Alaska had its warmest year ever recorded, with a statewide average temperature of 32.2º Fahrenheit—more than 6º above the long-term average temperature. The city of Anchorage had its first 90º day on record. The year continued a recent trend for Alaska; four of the last six years have been the state's warmest on record.
Record-breaking heat was also recorded last year throughout the Southeast, with both Georgia and North Carolina experiencing their hottest year ever. Florida, South Carolina, and Virginia also had their second-hottest year.
Overall, 2019 was the second-wettest year on record in the U.S., with scientists recording nearly 35 inches of precipitation—4.84 inches above average.
The cost of repairing damage and supporting communities which suffered extreme weather events reached $45 billion. In 2019, the U.S. had 14 "billion-dollar disasters," each costing at least $1 billion. In addition to the floods, eight severe storms, two tropical cyclones, and one wildfire topped $1 billion.
The House Science Committee tweeted,
"Americans are put at risk by the serious consequences of the climate crisis. We must work together to address this global threat."
It defies common-sense to depend upon hope for avoiding planetary disaster upon corporations and corporate-sponsored governments working to realize a common interest. The corporations enriching themselves through the commodification of the growing scarcity of planetary resources. Corporations thus increasingly profit off of the environmental damage they have wrought; destruction of the commons justifies further accumulation of the commons.

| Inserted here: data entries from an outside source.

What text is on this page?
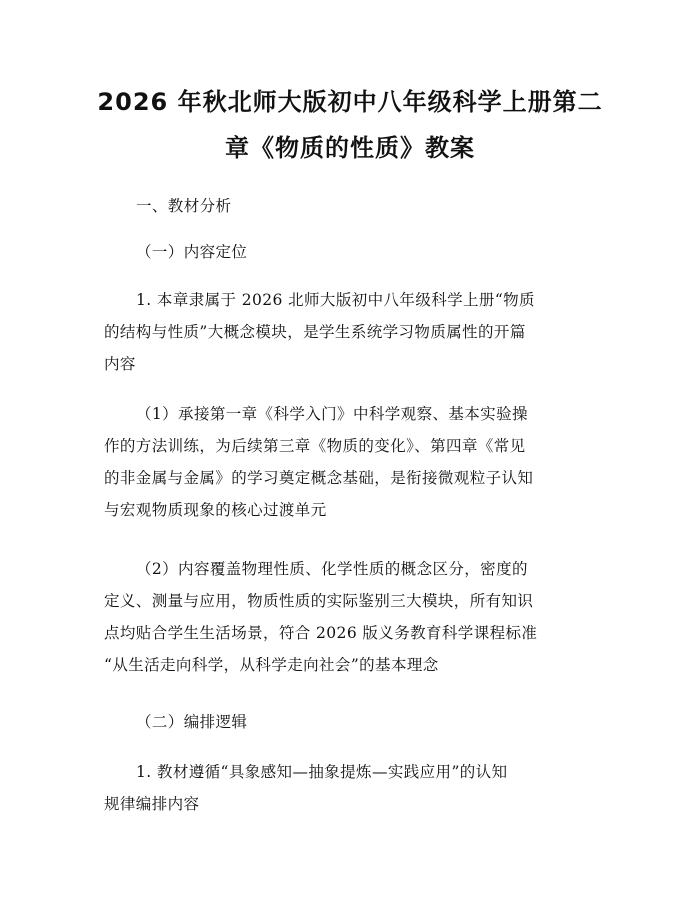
2026 年秋北师大版初中八年级科学上册第二
章《物质的性质》教案

一、教材分析

（一）内容定位

1. 本章隶属于 2026 北师大版初中八年级科学上册“物质
的结构与性质”大概念模块，是学生系统学习物质属性的开篇
内容

（1）承接第一章《科学入门》中科学观察、基本实验操
作的方法训练，为后续第三章《物质的变化》、第四章《常见
的非金属与金属》的学习奠定概念基础，是衔接微观粒子认知
与宏观物质现象的核心过渡单元

（2）内容覆盖物理性质、化学性质的概念区分，密度的
定义、测量与应用，物质性质的实际鉴别三大模块，所有知识
点均贴合学生生活场景，符合 2026 版义务教育科学课程标准
“从生活走向科学，从科学走向社会”的基本理念

（二）编排逻辑

1. 教材遵循“具象感知—抽象提炼—实践应用”的认知
规律编排内容
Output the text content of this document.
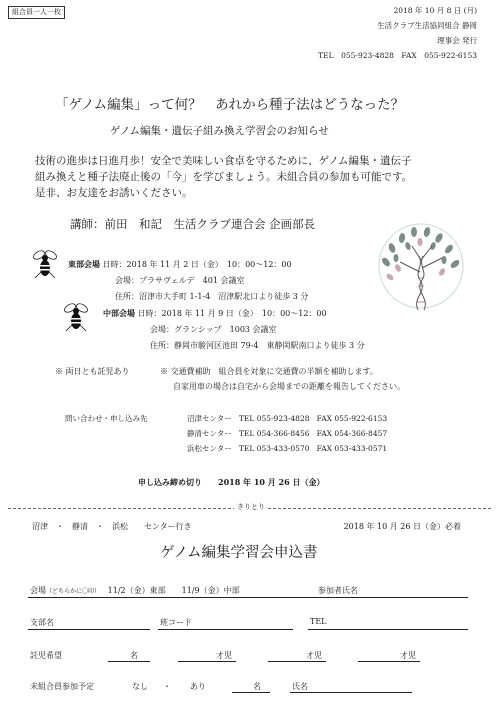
組合員一人一枚	2018 年 10 月 8 日 (月)
生活クラブ生活協同組合 静岡
理事会 発行
TEL　055-923-4828　FAX　055-922-6153
「ゲノム編集」って何？　あれから種子法はどうなった？
ゲノム編集・遺伝子組み換え学習会のお知らせ
技術の進歩は日進月歩！安全で美味しい食卓を守るために、ゲノム編集・遺伝子
組み換えと種子法廃止後の「今」を学びましょう。未組合員の参加も可能です。
是非、お友達をお誘いください。
講師：前田　和記　生活クラブ連合会 企画部長
東部会場 日時：2018 年 11 月 2 日（金）　10：00～12：00
会場：プラサヴェルデ　401 会議室
住所：沼津市大手町 1-1-4　沼津駅北口より徒歩 3 分
中部会場 日時：2018 年 11 月 9 日（金）　10：00～12：00
会場：グランシップ　1003 会議室
住所：静岡市駿河区池田 79-4　東静岡駅南口より徒歩 3 分
※ 両日とも託児あり	※ 交通費補助　組合員を対象に交通費の半額を補助します。
自家用車の場合は自宅から会場までの距離を報告してください。
問い合わせ・申し込み先	沼津センター TEL 055-923-4828 FAX 055-922-6153
静清センター TEL 054-366-8456 FAX 054-366-8457
浜松センター TEL 053-433-0570 FAX 053-433-0571
申し込み締め切り　　2018 年 10 月 26 日（金）
きりとり
沼津　・　静清　・　浜松　　センター行き	2018 年 10 月 26 日（金）必着
ゲノム編集学習会申込書
会場（どちらかに〇印） 11/2（金）東部　　11/9（金）中部	参加者氏名
支部名	班コード	TEL
託児希望	名	才児	才児	才児
未組合員参加予定	なし ・ あり	名	氏名
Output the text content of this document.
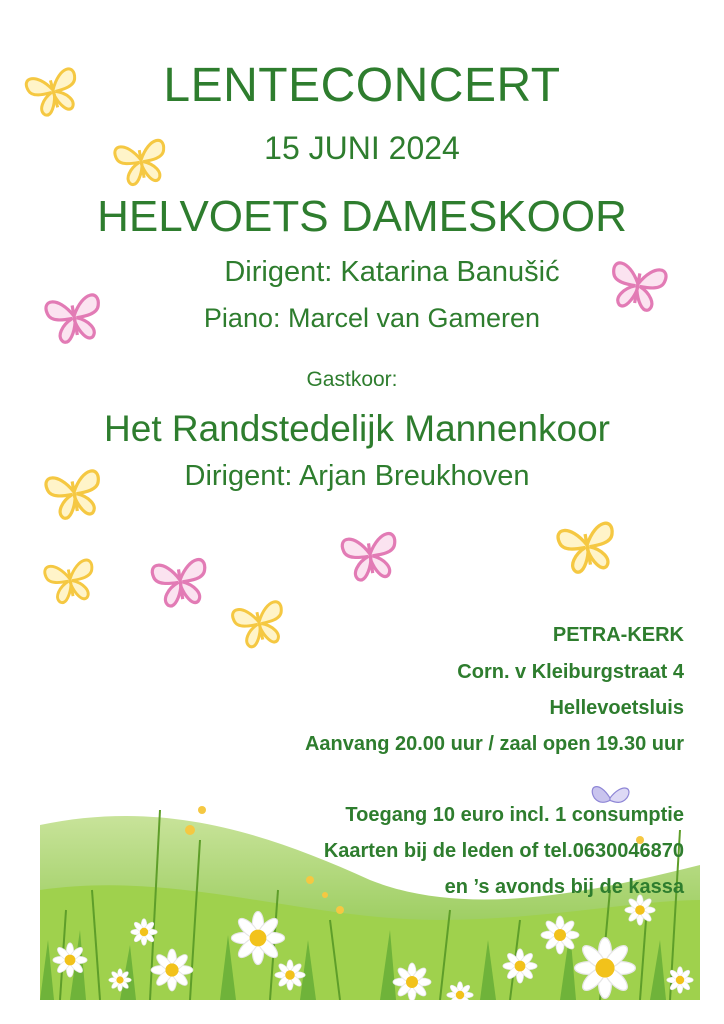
LENTECONCERT
15 JUNI 2024
HELVOETS DAMESKOOR
Dirigent: Katarina Banušić
Piano: Marcel van Gameren
Gastkoor:
Het Randstedelijk Mannenkoor
Dirigent: Arjan Breukhoven
PETRA-KERK
Corn. v Kleiburgstraat 4
Hellevoetsluis
Aanvang 20.00 uur / zaal open 19.30 uur
Toegang 10 euro incl. 1 consumptie
Kaarten bij de leden of tel.0630046870
en ’s avonds bij de kassa
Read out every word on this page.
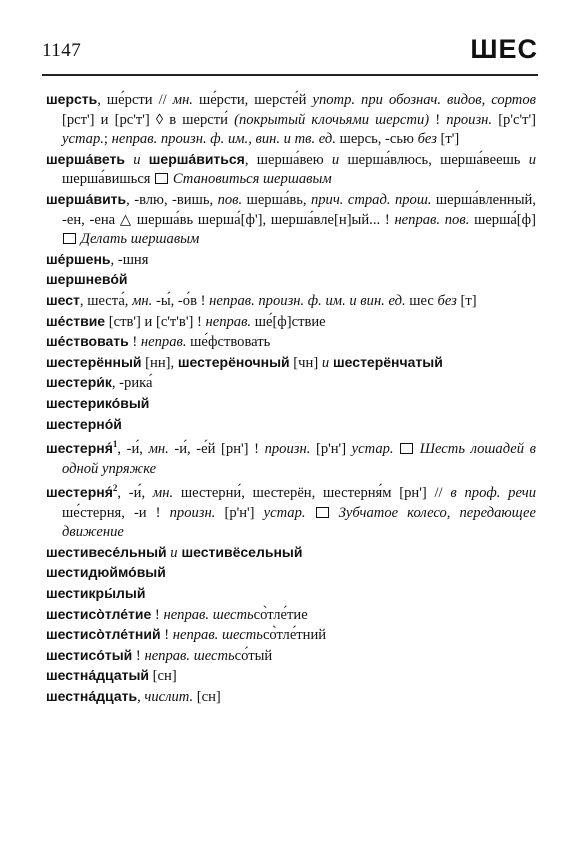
1147	ШЕС

шерсть, ше́рсти // мн. ше́рсти, шерсте́й употр. при обознач. видов, сортов [рст'] и [рс'т'] ◊ в шерсти́ (покрытый клочьями шерсти) ! произн. [р'с'т'] устар.; неправ. произн. ф. им., вин. и тв. ед. шерсь, -сью без [т']

шерша́веть и шерша́виться, шерша́вею и шерша́влюсь, шерша́веешь и шерша́вишься  Становиться шершавым

шерша́вить, -влю, -вишь, пов. шерша́вь, прич. страд. прош. шерша́вленный, -ен, -ена △ шерша́вь шерша́[ф'], шерша́вле[н]ый... ! неправ. пов. шерша́[ф]  Делать шершавым

ше́ршень, -шня

шершнево́й

шест, шеста́, мн. -ы́, -о́в ! неправ. произн. ф. им. и вин. ед. шес без [т]

ше́ствие [ств'] и [с'т'в'] ! неправ. ше́[ф]ствие

ше́ствовать ! неправ. ше́фствовать

шестерённый [нн], шестерёночный [чн] и шестерёнчатый

шестери́к, -рика́

шестерико́вый

шестерно́й

шестерня́$^1$, -и́, мн. -и́, -е́й [рн'] ! произн. [р'н'] устар. Шесть лошадей в одной упряжке

шестерня́$^2$, -и́, мн. шестерни́, шестерён, шестерня́м [рн'] // в проф. речи ше́стерня, -и ! произн. [р'н'] устар. Зубчатое колесо, передающее движение

шестивесе́льный и шестивёсельный

шестидюймо́вый

шестикры́лый

шестисо̀тле́тие ! неправ. шестьсо̀тле́тие

шестисо̀тле́тний ! неправ. шестьсо̀тле́тний

шестисо́тый ! неправ. шестьсо́тый

шестна́дцатый [сн]

шестна́дцать, числит. [сн]
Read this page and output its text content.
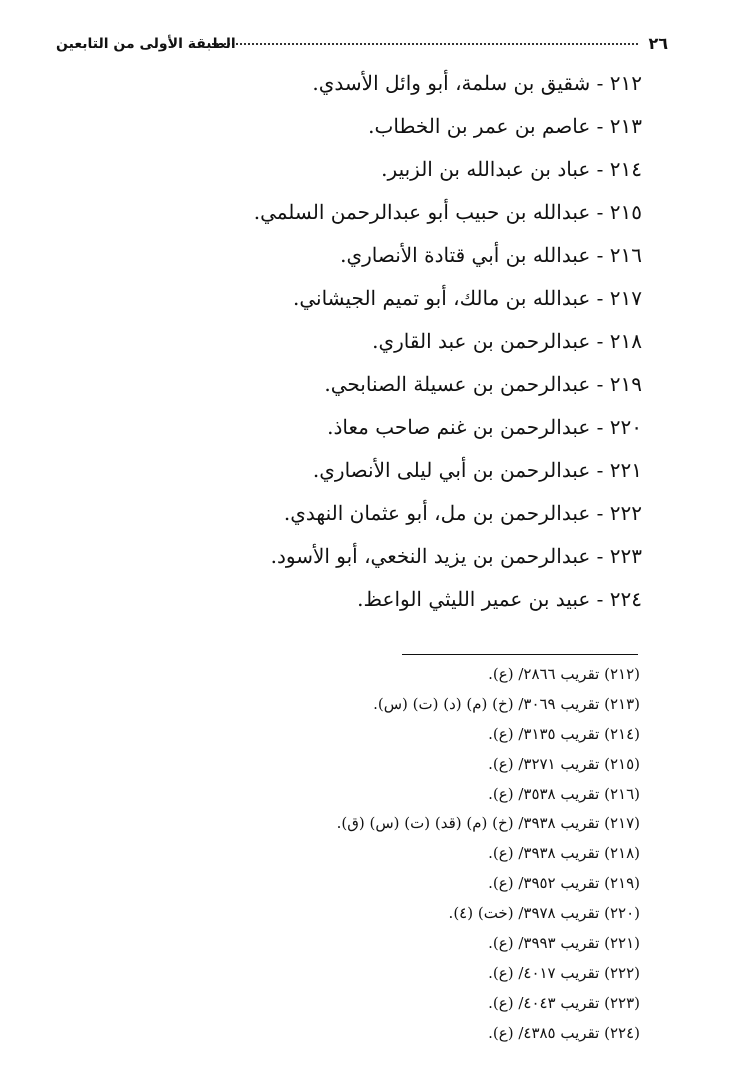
٢٦
الطبقة الأولى من التابعين
٢١٢ - شقيق بن سلمة، أبو وائل الأسدي.
٢١٣ - عاصم بن عمر بن الخطاب.
٢١٤ - عباد بن عبدالله بن الزبير.
٢١٥ - عبدالله بن حبيب أبو عبدالرحمن السلمي.
٢١٦ - عبدالله بن أبي قتادة الأنصاري.
٢١٧ - عبدالله بن مالك، أبو تميم الجيشاني.
٢١٨ - عبدالرحمن بن عبد القاري.
٢١٩ - عبدالرحمن بن عسيلة الصنابحي.
٢٢٠ - عبدالرحمن بن غنم صاحب معاذ.
٢٢١ - عبدالرحمن بن أبي ليلى الأنصاري.
٢٢٢ - عبدالرحمن بن مل، أبو عثمان النهدي.
٢٢٣ - عبدالرحمن بن يزيد النخعي، أبو الأسود.
٢٢٤ - عبيد بن عمير الليثي الواعظ.
(٢١٢) تقريب ٢٨٦٦/ (ع).
(٢١٣) تقريب ٣٠٦٩/ (خ) (م) (د) (ت) (س).
(٢١٤) تقريب ٣١٣٥/ (ع).
(٢١٥) تقريب ٣٢٧١/ (ع).
(٢١٦) تقريب ٣٥٣٨/ (ع).
(٢١٧) تقريب ٣٩٣٨/ (خ) (م) (قد) (ت) (س) (ق).
(٢١٨) تقريب ٣٩٣٨/ (ع).
(٢١٩) تقريب ٣٩٥٢/ (ع).
(٢٢٠) تقريب ٣٩٧٨/ (خت) (٤).
(٢٢١) تقريب ٣٩٩٣/ (ع).
(٢٢٢) تقريب ٤٠١٧/ (ع).
(٢٢٣) تقريب ٤٠٤٣/ (ع).
(٢٢٤) تقريب ٤٣٨٥/ (ع).
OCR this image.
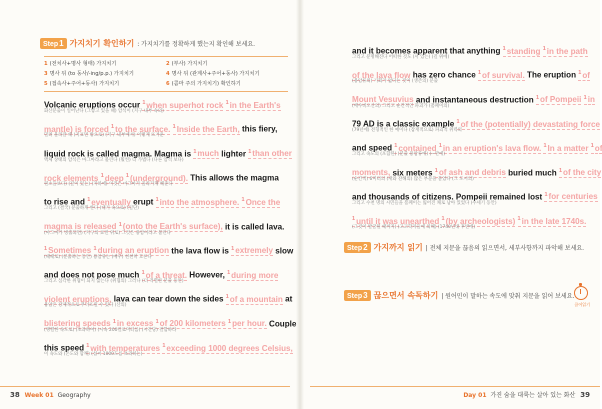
Step1 가지치기 확인하기 : 가지치기를 정확하게 했는지 확인해 보세요.
1 (전치사+명사 형태) 가지치기	2 (부사) 가지치기
3 명사 뒤 (to 동사/-ing/p.p.) 가지치기	4 명사 뒤 (관계사+주어+동사) 가지치기
5 (접속사+주어+동사) 가지치기	6 (콤마 주의 가지치기) 확인하기
Volcanic eruptions occur $^1$when superhot rock $^1$in the Earth's
화산분출이 일어난다 (그렇고 있을 때) 암석이 (지구 내부 속의)
mantle) is forced $^1$to the surface. $^1$Inside the Earth, this fiery,
밀려 올라갈 때 (지표면 밖으로) (지구 내부에서) 이렇게 뜨거운
liquid rock is called magma. Magma is $^1$much lighter $^1$than other
액체 상태의 암석은 마그마라고 불린다 (훨씬) 더 가볍다 (다른 암석 보다)
rock elements $^1$deep $^1$(underground). This allows the magma
원소들보다) (깊이 있는) (지하에) 이것은 마그마가 올라가게 해준다
to rise and $^1$eventually erupt $^1$into the atmosphere. $^1$Once the
그리고 (결국) 분출하게 한다 (대기 속으로) (일단)
magma is released $^1$(onto the Earth's surface), it is called lava.
(마그마가 방출되면) (지구의 표면 위로) 그것은 용암이라고 불린다
$^1$Sometimes $^1$during an eruption the lava flow is $^1$extremely slow
(때때로) (분출하는 동안) 용암류는 (매우) 천천히 흐른다
and does not pose much $^1$of a threat. However, $^1$during more
그리고 심각한 위협이 되지 않는다 (위협의) 그러나 (더 격렬한 분출 동안)
violent eruptions, lava can tear down the sides $^1$of a mountain at
용암은 강제적으로 무너뜨릴 수 있다 (산의)
blistering speeds $^1$in excess $^1$of 200 kilometers $^1$per hour. Couple
(맹렬한 속도로) (초과하여) (시속 200킬로미터를) (시간당) 결합하라
this speed $^1$with temperatures $^1$exceeding 1000 degrees Celsius,
이 속도와 (온도와 함께) (섭씨 1000도를 초과하는)
38 Week 01 Geography
and it becomes apparent that anything $^1$standing $^1$in the path
그리고 분명해진다 어떠한 것도 (서 있는) (길 위에)
of the lava flow has zero chance $^1$of survival. The eruption $^1$of
(용암류의) 기회가 없다는 것이 (생존의) 분출
Mount Vesuvius and instantaneous destruction $^1$of Pompeii $^1$in
(베수비오산의) 그리고 순간적인 파괴가 (폼페이의)
79 AD is a classic example $^1$of the (potentially) devastating force
(79년에) 전형적인 한 예이다 (잠재적으로) 파괴적 위력의
and speed $^1$contained $^1$in an eruption's lava flow. $^1$In a matter $^1$of
그리고 속도의 (포함된) (분출 용암류에) (~만에)
moments, six meters $^1$of ash and debris buried much $^1$of the city
(순간적) 6미터의 (재와 잔해의) 많은 부분을 묻었다 (그 도시의)
and thousands of citizens. Pompeii remained lost $^1$for centuries
그리고 수천 명의 시민들을 폼페이는 잃어진 채로 남아 있었다 (수세기 동안)
$^1$until it was unearthed $^1$(by archeologists) $^1$in the late 1740s.
(그것이 발굴될 때까지) (고고학자들에 의해) (1740년대 후반에)
Step2 가지까지 읽기 | 전체 지문을 끊음의 읽으면서, 세부사항까지 파악해 보세요.
Step3 끊으면서 속독하기 | 원어민이 말하는 속도에 맞춰 지문을 읽어 보세요.
끊어읽기
Day 01 가진 숨을 대륙는 살아 있는 화산 39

Capitalism requires constant growth because it always needs more profit. Making ever more profit is what motivates people to make investments. The capitalist drive to maximize profits explains the externalizes environmental costs. Capitalism allows small minorities to profit at the expense of the majority. Private ownership of the livelihood of us allows capitalists to make decisions that pass the real costs of industry to communities, workers, and future generations. Capitalism is a system of boundless expansion that functions by commodification and accumulation. As Marx described in the Grundrisse, “capital is the endless and limitless drive to go beyond its limiting barrier. Every boundary is and has to be a barrier for it…a necessity which it constantly tries to violate and beyond which it constantly seeks to go.”
Yet some so-called environmentalists look to capitalism for solutions. You can’t be a serious environmentalist and support capitalism. A sustainable economy is incompatible with a system that constantly demands more profit. Population growth is not the problem. Human ingenuity remains our most precious and under-used resource. Once basic material needs for food, clothing, housing and healthcare have been met, human well-being depends less on consumption.
The only alternative - impossible as this may seem right now - is to overthrow this global economic system and all of the governments of the ruling class that prop it up and replace them with an economic democracy, socialist society.